Les enfants de l’empereur, pour maintenir leurs partages, sollicitèrent le clergé, et lui donnèrent des droits inouïs jusqu’alors. Ces droits étoient spécieux ; on faisoit entrer le clergé en garantie d’une chose qu’on avoit voulu qu’il autorisât. Agobard [1] représenta à Louis le Débonnaire qu’il avoit envoyé Lothaire à Rome pour le faire déclarer empereur ; qu’il avoit fait des partages à ses enfants, après avoir consulté le ciel par trois jours de jeûnes et de prières. Que pouvoit faire un prince superstitieux, attaqué d’ailleurs [2] par la superstition même ? On sent quel échec l’autorité souveraine reçut deux fois, par la prison de ce prince et sa pénitence publique.
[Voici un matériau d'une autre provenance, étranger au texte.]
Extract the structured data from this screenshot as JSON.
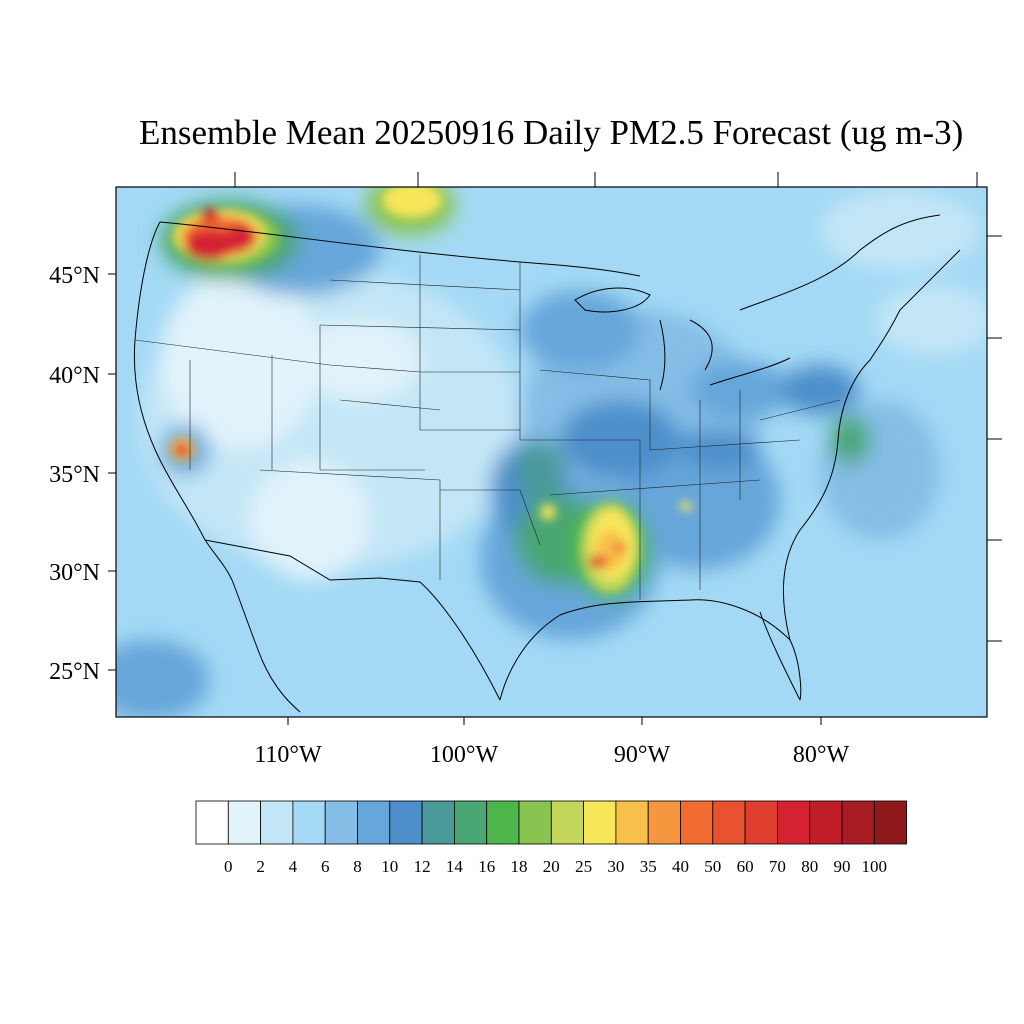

On avoit voulu dégrader le roi, on dégrada la royauté.

On a d’abord de la peine à comprendre comment un prince, qui avoit plusieurs bonnes qualités, qui ne manquoit pas de lumières, qui aimoit naturellement le bien, et, pour tout dire enfin, le fils de Charlemagne, pût avoir des ennemis si nombreux [3], si violents, si irréconciliables, si ardents à l’offenser, si insolents dans son humiliation, si déterminés à le perdre ; et ils auroient perdu deux fois sans retour, si ses enfants, dans le fond plus honnêtes gens qu’eux, eussent pu suivre un projet, et convenir de quelque chose [4].

  1. Voyez ses lettres. (M.)
  2. D’ailleurs n’est pas dans A. B.
  3. Voyez le procès-verbal de sa dégradation dans le recueil de Duchesne, tome II, p. 331. Voyez aussi sa Vie écrite par Tégan. Tanto enim odio laborabat, ut tœderet eos vita ipsius, dit l’Auteur incertain, dans Duchesne, tome II, p. 307. (M.)
  4. Ce dernier paragraphe manque dans A. B.